Mereka telah memperpanjang rekor tak terkalahkan mereka di Piala Dunia menjadi lima pertandingan dan menjaga clean sheet dalam enam dari tujuh pertandingan terakhir mereka di semua kompetisi.

“Bagaimana mereka membangun hingga tahap ini adalah hal yang paling mengesankan,” Michael Oti Adjei dari Grup Media Umum Ghana, mengatakan kepada Al Jazeera. “Mereka memecat pelatih sebelum turnamen dan mendatangkan seseorang yang tidak takut membuat keputusan dan disiplin taktis.

“Sebagian besar waktu, kami telah berbicara tentang kepala Afrika yang jatuh pada momen terpenting. Tentu saja, Maroko harus menunjukkan bahwa hal itu tidak akan terjadi di semifinal melawan Portugal. Reragui telah melakukan pekerjaan luar biasa sejauh ini.”

Sejak lari terkenal Ghana di Afrika Selatan pada 2010, benua itu bersatu dan bersatu di belakang negara Afrika di panggung global.

“Maroko telah benar-benar merebut hati dan imajinasi Afrika dengan keberanian dan kecerdasan mereka,” kata Solace Chukwu, editor olahraga senior di Pulse Sports, kepada Al Jazeera.

“Ini muncul bahkan di media sosial – ada perasaan nyata dari orang-orang yang mengidentifikasi diri dengan Maroko, dari mereka yang mengibarkan bukan hanya bendera Afrika Utara atau Arab, tetapi juga bendera Afrika.”

Sentimen tersebut digaungkan oleh Gabriel Zakuani, mantan kapten tim Republik Demokratik Kongo.

“Sebagai orang Afrika, menyaksikan negara lain dari benua melaju jauh di turnamen membuat saya sangat bangga,” ucapnya.

“Mereka terlihat sangat solid dan juga terlihat sangat berbahaya ke depan. Ziyech telah membawa mereka ke level yang berbeda. Saya pikir laju ini lebih menghormati sepak bola Afrika dan jika mereka mengalahkan Portugal, itu sangat mungkin; itu akan membawa permainan benua ke level yang berbeda.

 

Titik balik

Ada perasaan bahwa tempat semifinal sudah lama tertunda untuk Afrika dan sementara Portugal menimbulkan tantangan besar, mereka mungkin adalah tim yang tersisa yang paling dapat diatasi dalam kompetisi.
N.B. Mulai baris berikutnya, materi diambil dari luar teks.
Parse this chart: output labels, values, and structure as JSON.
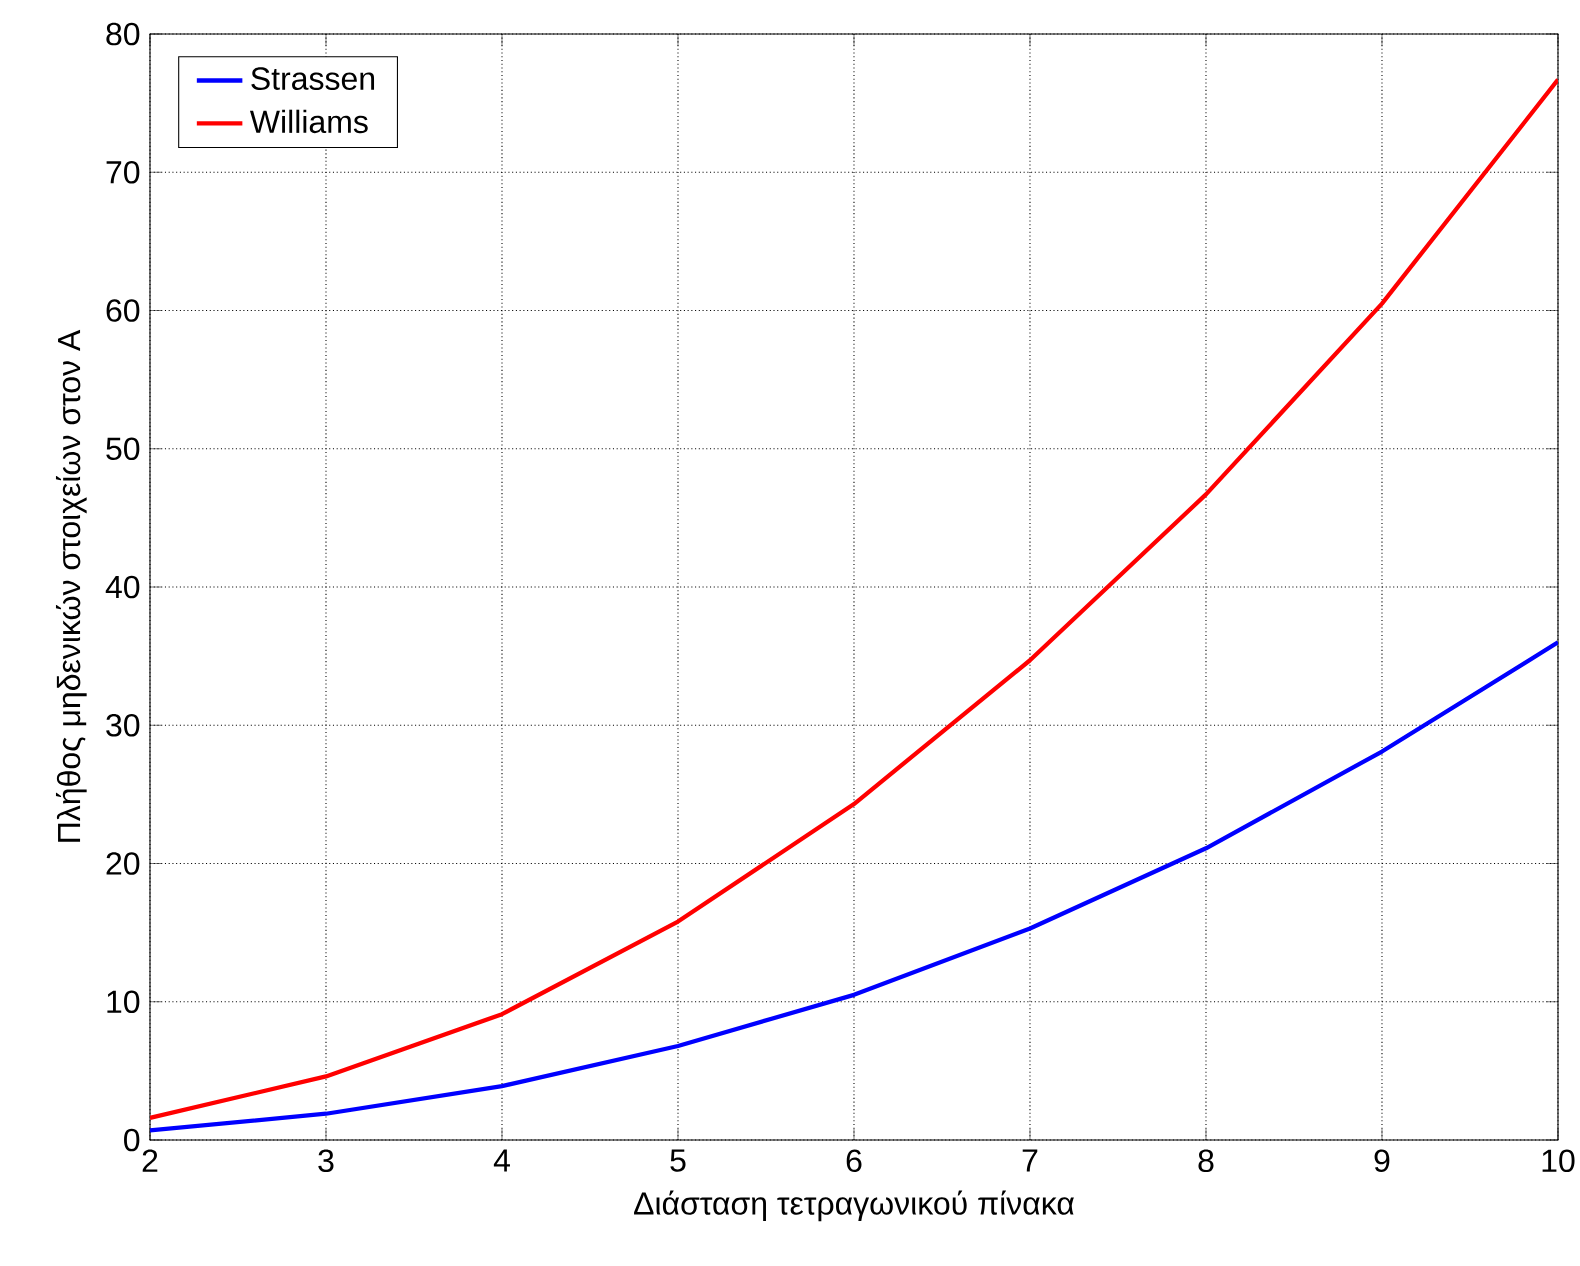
{
  "chart_data": {
    "type": "line",
    "xlabel": "Διάσταση τετραγωνικού πίνακα",
    "ylabel": "Πλήθος μηδενικών στοιχείων στον A",
    "x": [
      2,
      3,
      4,
      5,
      6,
      7,
      8,
      9,
      10
    ],
    "series": [
      {
        "name": "Strassen",
        "color": "#0000ff",
        "values": [
          0.7,
          1.9,
          3.9,
          6.8,
          10.5,
          15.3,
          21.1,
          28.1,
          36.0
        ]
      },
      {
        "name": "Williams",
        "color": "#ff0000",
        "values": [
          1.6,
          4.6,
          9.1,
          15.8,
          24.3,
          34.7,
          46.7,
          60.5,
          76.7
        ]
      }
    ],
    "xlim": [
      2,
      10
    ],
    "ylim": [
      0,
      80
    ],
    "xticks": [
      2,
      3,
      4,
      5,
      6,
      7,
      8,
      9,
      10
    ],
    "yticks": [
      0,
      10,
      20,
      30,
      40,
      50,
      60,
      70,
      80
    ],
    "grid": true,
    "legend": "top left",
    "marker": "none",
    "line_style": "solid"
  }
}
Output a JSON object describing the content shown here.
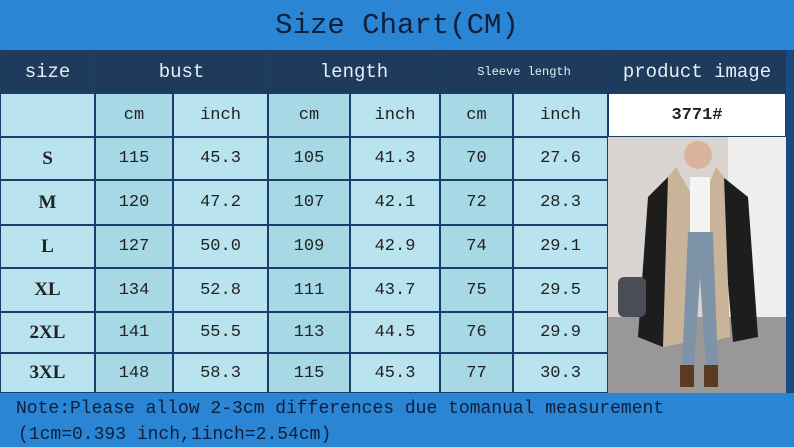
{
  "title": "Size Chart(CM)",
  "header": [
    "size",
    "bust",
    "length",
    "Sleeve length",
    "product image"
  ],
  "subheader": [
    "cm",
    "inch",
    "cm",
    "inch",
    "cm",
    "inch"
  ],
  "product_code": "3771#",
  "rows": [
    [
      "S",
      "115",
      "45.3",
      "105",
      "41.3",
      "70",
      "27.6"
    ],
    [
      "M",
      "120",
      "47.2",
      "107",
      "42.1",
      "72",
      "28.3"
    ],
    [
      "L",
      "127",
      "50.0",
      "109",
      "42.9",
      "74",
      "29.1"
    ],
    [
      "XL",
      "134",
      "52.8",
      "111",
      "43.7",
      "75",
      "29.5"
    ],
    [
      "2XL",
      "141",
      "55.5",
      "113",
      "44.5",
      "76",
      "29.9"
    ],
    [
      "3XL",
      "148",
      "58.3",
      "115",
      "45.3",
      "77",
      "30.3"
    ]
  ],
  "note": [
    "Note:Please allow 2-3cm differences due tomanual measurement",
    "(1cm=0.393 inch,1inch=2.54cm)"
  ]
}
Tetap saja, Selecao das Quinas bukanlah penurut. Keputusan pelatih Fernando Santos untuk mengeluarkan Cristiano Ronaldo dari starting lineup untuk pertemuan babak 16 besar dengan Swiss dibenarkan ketika pengganti Goncalo Ramos mencetak tiga gol.

Itu menjadi penanda kualitas dan kekuatan Portugal secara mendalam. Dan pemain seperti Bernardo Silva dan Bruno Fernandes, mereka membanggakan beberapa pemain kreatif terkemuka Piala Dunia.
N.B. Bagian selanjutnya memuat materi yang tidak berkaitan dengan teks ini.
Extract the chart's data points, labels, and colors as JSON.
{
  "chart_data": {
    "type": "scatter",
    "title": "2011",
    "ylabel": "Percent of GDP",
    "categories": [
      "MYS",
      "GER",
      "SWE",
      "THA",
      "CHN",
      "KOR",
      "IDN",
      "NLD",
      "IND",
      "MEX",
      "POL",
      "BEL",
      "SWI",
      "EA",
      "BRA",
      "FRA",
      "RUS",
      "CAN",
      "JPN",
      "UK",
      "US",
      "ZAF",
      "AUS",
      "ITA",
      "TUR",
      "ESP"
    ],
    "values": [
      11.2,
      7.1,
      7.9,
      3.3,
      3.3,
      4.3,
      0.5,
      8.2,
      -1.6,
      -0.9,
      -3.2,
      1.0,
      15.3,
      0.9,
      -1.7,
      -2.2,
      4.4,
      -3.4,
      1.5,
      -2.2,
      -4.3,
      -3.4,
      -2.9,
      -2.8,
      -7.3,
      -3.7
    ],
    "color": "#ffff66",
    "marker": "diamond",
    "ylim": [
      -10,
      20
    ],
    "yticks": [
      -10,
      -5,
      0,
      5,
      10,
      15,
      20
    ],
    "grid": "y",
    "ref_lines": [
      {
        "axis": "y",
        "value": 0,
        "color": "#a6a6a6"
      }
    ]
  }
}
Ini sangat kontras dengan Maroko, yang mengkhawatirkan kebugaran beberapa individu kunci menjelang pertemuan mereka. Sejauh ini dalam kompetisi, Reragui enggan terlalu banyak mengocok paket, percaya diri di XI pertamanya dan tampaknya di hal lain selain itu.

Di atas kertas, peluang ditumpuk melawan Atlas Lions.

Namun demikian, api impian Afrika menyala terang. “Saya tumbuh dengan menyaksikan segelintir tim mendominasi sepak bola sehingga menyegarkan melihat apa yang dilakukan Maroko,” kata jurnalis Tunisia Souhail Khmira. “Senang melihat meja berputar. Ada harapan kolektif bahwa Maroko akan memecahkan rekor Afrika di Piala Dunia.”

Dengan kekecewaan heroik mereka sejauh ini menyatukan sebuah benua untuk mendukung mereka, kemenangan Maroko atas Portugal akan dirayakan dengan liar sekali lagi di seluruh negara Afrika Utara dan di diaspora Maroko di kota-kota di seluruh Eropa. Tapi sama pentingnya, itu akan memperdalam rasa hormat terhadap tim secara global, sebagai orang luar yang berhasil.

Be the first to comment

Leave a Reply

Alamat email Anda tidak akan dipublikasikan.